It’s rare that I walk into a public room and find myself enchanted — especially a room that is associated with transportation infrastructure. Though many cities are graced with gorgeous stations from the era of great railroad wealth, and occasionally a decent airport design will transcend commercial mediocrity, America can’t seem to have nice public places in a country where rote civil engineering rules. Which means transport rarely celebrates its role as transition or threshold, nor celebrates arrival and departure.
We are in too much in a hurry or our capital-construction agencies are too afraid of architectural boldness, or too inept or too stingy to build designs that go the extra mile. I realize this windup asks a waiting room recently completed as part of the central waterfront’s Seattle Ferry Terminal to shoulder a lot of cultural baggage.
This single room is deceptively simple. It is high-ceilinged, with a roof that seems to float above the glass walls on three sides, as it extends in broad overhangs that suggest protectiveness and cut the glare of afternoon sun. The room glows as it draws in the typically limpid slate-grey cloudy-day Seattle light. It opens to views across Elliott Bay where restless mists swirl around the Olympic mountains in the distance. To the south are the tall angular cranes of Seattle’s container port.
Slabs of glass that gave the views starring roles would have been obvious and easy. Yet this room, designed, like the rest of the ferry terminal, by the local architecture firm NBBJ, subtly layers details that enhance the room’s character. The cool outdoor light is warmed by the wood-paneled ceiling, which is gently uplit by suspended strip fixtures.
The patterned window-walls comfortingly enclose the space without obscuring the views across the ever-changing cloud and seascape. The small windows open for ventilation, and the structure uses ceiling fans, gentle radiant heating through the floor, and needs no air conditioning — and no obtrusive interruptions of the ceiling plane for ductwork. On sunny afternoons Elliott Bay refracts sunlight onto the ceiling and stripes the polished light brown concrete floor with the patterns of the window-wall mullions. Triangular skylights balance the daylight coming in through the walls so that people are not silhouetted against the brightness coming through so much glass.
Beautiful public rooms are a gift to communities, an aspect of what makes cities memorable. I live in a city where people study amid high-ceilinged grandeur at the New York Public Library’s top-floor Reading Room, but bustle through Grand Central Station, where diagonal beams of sunlight compete with the starry night sky painted on the ceiling. Eero Saarinen designed the impossibly glamorous former TWA terminal at JFK airport, now a hotel lobby.
I like sublime contemporary spaces as well: the World Trade Center Hub by Santiago Calatrava, and the International Terminal, by Skidmore, Owings & Merrill, in San Francisco’s otherwise unremarkable airport, where delicate boat like trusses suspended from the ceiling also draw in light. Great public rooms are much less common in most cities, and the newest most sprawling cities seem to possess few of them.
I go out of my way to walk into a great public room.
Back to the Seattle terminal.
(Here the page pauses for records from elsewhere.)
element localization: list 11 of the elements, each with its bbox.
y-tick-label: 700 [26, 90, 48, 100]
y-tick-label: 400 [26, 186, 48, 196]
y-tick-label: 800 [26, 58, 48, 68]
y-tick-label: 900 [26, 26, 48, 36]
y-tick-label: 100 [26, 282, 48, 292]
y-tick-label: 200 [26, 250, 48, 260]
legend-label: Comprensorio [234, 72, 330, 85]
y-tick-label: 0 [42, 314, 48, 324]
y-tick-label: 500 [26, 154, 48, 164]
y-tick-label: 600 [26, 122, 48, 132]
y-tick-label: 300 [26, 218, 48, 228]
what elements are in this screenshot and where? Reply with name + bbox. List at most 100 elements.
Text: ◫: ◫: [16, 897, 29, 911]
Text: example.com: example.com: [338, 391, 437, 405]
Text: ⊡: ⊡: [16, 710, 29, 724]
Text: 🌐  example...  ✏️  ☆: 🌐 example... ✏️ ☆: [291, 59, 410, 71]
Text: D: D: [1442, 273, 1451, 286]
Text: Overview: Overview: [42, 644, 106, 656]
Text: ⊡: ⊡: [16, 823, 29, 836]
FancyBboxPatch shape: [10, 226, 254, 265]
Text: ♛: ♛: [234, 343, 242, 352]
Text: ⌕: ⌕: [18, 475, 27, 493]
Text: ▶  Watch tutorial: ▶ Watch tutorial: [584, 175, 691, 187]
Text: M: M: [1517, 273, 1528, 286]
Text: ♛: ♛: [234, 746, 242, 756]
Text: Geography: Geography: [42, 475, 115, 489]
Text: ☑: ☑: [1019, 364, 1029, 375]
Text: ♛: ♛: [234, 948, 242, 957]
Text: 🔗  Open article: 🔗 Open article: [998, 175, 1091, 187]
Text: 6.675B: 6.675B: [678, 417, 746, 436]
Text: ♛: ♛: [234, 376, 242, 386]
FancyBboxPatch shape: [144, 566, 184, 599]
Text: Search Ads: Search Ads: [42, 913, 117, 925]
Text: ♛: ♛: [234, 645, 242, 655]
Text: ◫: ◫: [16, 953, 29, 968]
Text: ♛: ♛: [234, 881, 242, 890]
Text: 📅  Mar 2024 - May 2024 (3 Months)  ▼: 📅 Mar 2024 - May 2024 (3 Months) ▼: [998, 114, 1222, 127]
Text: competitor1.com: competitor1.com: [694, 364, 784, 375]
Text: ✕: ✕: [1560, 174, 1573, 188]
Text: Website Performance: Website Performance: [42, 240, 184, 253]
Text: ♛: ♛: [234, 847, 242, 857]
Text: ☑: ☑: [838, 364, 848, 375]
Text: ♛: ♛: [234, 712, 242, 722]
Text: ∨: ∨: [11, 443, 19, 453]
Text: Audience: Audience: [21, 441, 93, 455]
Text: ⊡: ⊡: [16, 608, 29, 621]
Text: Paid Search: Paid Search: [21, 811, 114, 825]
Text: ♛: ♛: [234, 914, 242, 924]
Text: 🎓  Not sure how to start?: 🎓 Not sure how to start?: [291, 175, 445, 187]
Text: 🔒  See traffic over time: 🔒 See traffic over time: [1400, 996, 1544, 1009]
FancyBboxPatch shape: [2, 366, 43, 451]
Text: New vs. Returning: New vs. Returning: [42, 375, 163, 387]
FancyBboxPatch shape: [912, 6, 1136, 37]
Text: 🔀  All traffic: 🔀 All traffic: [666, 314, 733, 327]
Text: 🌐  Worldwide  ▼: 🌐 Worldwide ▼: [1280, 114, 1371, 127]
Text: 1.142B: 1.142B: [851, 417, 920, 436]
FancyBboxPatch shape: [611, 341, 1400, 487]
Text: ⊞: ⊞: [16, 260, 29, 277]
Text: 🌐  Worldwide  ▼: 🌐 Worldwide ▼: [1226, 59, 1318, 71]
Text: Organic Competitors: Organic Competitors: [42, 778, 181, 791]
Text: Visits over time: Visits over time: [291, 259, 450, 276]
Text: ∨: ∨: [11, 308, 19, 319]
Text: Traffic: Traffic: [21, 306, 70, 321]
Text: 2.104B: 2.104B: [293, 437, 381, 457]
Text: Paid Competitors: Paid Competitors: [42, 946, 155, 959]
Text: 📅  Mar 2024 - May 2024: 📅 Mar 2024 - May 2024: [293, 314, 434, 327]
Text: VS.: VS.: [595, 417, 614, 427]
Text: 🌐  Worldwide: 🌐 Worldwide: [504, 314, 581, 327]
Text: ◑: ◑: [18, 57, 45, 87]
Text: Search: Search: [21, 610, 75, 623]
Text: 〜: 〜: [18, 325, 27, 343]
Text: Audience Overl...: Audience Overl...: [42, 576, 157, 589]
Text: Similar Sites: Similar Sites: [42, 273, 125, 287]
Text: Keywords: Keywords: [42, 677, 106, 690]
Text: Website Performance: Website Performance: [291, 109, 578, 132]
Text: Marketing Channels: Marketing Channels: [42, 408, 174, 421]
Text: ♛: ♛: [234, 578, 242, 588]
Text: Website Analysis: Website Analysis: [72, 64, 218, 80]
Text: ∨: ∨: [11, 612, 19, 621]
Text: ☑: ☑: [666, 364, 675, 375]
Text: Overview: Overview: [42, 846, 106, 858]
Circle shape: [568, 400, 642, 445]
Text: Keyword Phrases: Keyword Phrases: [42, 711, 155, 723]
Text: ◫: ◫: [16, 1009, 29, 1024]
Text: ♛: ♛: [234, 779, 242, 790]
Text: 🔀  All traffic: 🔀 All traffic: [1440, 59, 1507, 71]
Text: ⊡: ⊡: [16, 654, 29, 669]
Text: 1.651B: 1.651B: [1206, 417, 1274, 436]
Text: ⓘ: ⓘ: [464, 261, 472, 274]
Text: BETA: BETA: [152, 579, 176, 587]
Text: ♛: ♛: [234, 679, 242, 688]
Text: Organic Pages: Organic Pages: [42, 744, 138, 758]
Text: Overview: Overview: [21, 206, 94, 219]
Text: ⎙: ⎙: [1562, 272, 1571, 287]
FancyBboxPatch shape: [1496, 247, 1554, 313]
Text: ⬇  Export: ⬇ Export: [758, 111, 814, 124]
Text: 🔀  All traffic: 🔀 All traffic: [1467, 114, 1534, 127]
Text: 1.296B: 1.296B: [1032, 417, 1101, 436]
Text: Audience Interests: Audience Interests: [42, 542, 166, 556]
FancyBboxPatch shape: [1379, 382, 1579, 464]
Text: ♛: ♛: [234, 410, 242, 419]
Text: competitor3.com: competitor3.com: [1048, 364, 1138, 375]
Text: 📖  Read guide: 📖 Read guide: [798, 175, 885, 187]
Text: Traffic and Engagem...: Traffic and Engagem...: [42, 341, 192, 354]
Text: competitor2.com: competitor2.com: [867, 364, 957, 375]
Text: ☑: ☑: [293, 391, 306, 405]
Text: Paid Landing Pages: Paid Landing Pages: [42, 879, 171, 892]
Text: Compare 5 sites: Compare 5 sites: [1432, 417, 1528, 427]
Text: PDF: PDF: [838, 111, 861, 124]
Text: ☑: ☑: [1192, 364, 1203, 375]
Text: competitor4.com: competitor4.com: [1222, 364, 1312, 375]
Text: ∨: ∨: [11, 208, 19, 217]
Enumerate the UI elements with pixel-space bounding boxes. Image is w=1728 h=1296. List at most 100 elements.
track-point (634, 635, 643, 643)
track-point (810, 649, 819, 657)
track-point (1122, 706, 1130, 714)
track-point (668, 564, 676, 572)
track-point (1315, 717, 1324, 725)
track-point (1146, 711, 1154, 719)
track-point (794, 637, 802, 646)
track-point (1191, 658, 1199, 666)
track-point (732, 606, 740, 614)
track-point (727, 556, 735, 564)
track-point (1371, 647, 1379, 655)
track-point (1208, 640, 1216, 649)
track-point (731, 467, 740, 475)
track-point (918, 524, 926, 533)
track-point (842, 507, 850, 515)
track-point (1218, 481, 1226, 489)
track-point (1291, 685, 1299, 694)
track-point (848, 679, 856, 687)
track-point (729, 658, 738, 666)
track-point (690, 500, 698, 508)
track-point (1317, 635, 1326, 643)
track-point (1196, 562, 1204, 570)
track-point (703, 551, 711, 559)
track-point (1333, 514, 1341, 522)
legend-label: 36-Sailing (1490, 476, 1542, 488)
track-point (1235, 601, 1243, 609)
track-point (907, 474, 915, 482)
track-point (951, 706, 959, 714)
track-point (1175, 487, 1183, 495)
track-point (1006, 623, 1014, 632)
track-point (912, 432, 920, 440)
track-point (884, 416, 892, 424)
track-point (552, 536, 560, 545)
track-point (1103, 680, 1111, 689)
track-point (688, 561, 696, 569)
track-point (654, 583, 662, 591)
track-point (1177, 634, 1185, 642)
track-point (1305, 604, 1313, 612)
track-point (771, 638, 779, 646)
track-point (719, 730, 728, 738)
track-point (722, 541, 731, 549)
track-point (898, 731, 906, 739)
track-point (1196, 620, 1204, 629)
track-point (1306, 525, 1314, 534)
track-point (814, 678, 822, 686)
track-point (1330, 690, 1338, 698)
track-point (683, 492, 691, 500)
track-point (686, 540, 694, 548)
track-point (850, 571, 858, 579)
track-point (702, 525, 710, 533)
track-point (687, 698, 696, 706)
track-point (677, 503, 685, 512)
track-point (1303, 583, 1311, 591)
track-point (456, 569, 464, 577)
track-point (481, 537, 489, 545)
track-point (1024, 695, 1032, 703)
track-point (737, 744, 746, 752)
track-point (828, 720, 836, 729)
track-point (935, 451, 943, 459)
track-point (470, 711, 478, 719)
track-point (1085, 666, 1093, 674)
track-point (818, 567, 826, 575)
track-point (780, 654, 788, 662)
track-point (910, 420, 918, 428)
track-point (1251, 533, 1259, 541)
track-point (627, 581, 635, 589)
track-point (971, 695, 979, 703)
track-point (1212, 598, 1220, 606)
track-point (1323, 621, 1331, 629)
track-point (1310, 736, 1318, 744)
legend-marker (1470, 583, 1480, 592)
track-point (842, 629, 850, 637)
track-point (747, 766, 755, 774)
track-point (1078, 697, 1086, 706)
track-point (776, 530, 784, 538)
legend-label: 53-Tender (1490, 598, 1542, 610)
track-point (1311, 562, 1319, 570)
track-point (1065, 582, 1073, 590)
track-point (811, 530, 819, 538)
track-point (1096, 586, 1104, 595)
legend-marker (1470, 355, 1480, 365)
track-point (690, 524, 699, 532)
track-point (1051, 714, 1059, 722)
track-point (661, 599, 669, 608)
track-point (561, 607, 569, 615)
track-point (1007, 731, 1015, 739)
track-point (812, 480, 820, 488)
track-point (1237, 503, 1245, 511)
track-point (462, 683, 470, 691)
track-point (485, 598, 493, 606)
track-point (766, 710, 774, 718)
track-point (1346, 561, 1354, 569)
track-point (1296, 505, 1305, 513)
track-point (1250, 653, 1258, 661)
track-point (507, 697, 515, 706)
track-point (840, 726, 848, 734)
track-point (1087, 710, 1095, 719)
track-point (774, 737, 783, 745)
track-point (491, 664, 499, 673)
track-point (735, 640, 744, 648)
The dock just beyond the waiting pavilion feeds some 5 million passengers and vehicles annually. It replaces a particularly mean structure thrown up many decades ago, Coleman Dock, one of the reasons the contrast is so great.
The design of the entire terminal is as thoughtful as the waiting pavilion. Autos own the street level so boarding foot passengers enter through a block-long entry pavilion that runs along Alaskan Way, screening the vehicles and asphalt, but primarily concerned with getting people up to the upper level serving foot passengers. The facade is porous, with narrow vertical perforated metal panels that scrim the human movement within and glow when late afternoon sunlight shines through.
The pavilion introduces a palette of white, grey, and orange painted metal, with ceilings unexpectedly faced in wood. Orange elements denote pedestrian vertical circulation to the vision impaired.
A stair on the northern end pauses in a generous landing to frame long vistas along the Waterfront Park that is coming to completion along 15 blocks lined with wood-framed wharf buildings that once served sea-going ships and now mainly cater to tourists. Already this partially complete promenade (hence the construction fences in the photos) is thronged with people, so the landing is an enviable people-watching spot.
On the passenger level, the metal-paneled facade frames views of downtown blocks stair-stepping steeply uphill and inland.
A half-round cutout in the deck artfully frames waiting vehicles below as it funnels inbound passengers past a ticketing kiosk and into the glass-walled waiting pavilion, and the unexpected horizons it unveils.
In its combination of quiet boldness, reticence when called for, and lack of self-consciousness, the term “masterpiece” does not seem to apply. It’s pretty satisfying though, and worth celebrating because such thoughtfulness is so unusual in transport infrastructure. Cities deserve more such places.